Guangdong Haid spending CNY 500 million on new shrimp feed plant

Guangdong Haid is spending CNY 500 million (USD 74.4 million, EUR 66.1 million) on a new 400,000-metric-ton factory in Jiangmen, Guangdong Province, China, which it expects to complete by 2021.

The company claims the aquafeed processing plant will be the biggest facility of its kind in southern China. 

The plant will primarily produce high-value feed for the shrimp industry, according to a company media presentation marking the commencement of the CNY 300 million (USD 44.7 million, EUR 39.7 million) first phase of the project.  

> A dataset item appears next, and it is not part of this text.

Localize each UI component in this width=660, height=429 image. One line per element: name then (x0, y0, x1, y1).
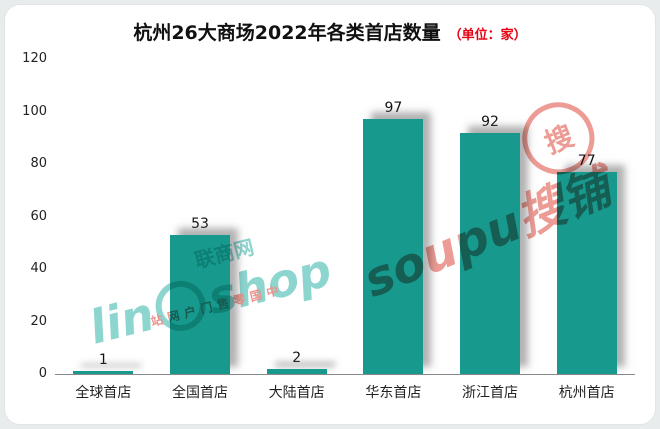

Combined with recent announcements of new factories in Vietnam and Ecuador, Haid appears to be taking a large bet on increasing long-term demand for shrimp in China. Last year, Haid opened an aquafeed and pig feed plant in Vietnam with a total annual capacity 50,000 tons. The company has also has broken ground on a new processing plant with an annual capacity for 240,000 tons in the coastal province of Guaya, Ecuador’s most populous region. Haid has not publicly said how much the plant will cost to build, but the Ecuadorian government signaled in 2016 that the firm would invest CNY 10 million (USD 1.5 million, EUR 1.3 million) in the facility.

Separately, Haid has said it will invest CNY 4 billion (USD 595.6 million, EUR 528.8 million) in 13 overseas projects over the next five years, according to Li Yong Qiang, the company’s head of international investment. The investments are part of the company’s alignment with China’s “One Belt, One Road” strategy, according to Li. 

Many firms involved in China’s quickly consolidating feed industry have recently been hedging their bets on aquaculture by building capacity to produce feed for China’s huge pig herd, the world’s largest. Guangdong Haid, one of the largest players in China’s aquafeed sector, is also producing pigs and pig feed through cooperation deals with local government across southern and central China collectively worth nearly CNY 4 billion (USD 595.6 million, EUR 528.8 million).

Haid, scored stronger growth in pig feed in 2017 compared to its aquafeed sales, but since then, China’s pork sector has been convulsed by an outbreak of African swine fever. Nonetheless, many financial experts following the industry have predicted long-term growth in the sector, as well as continued consolidation.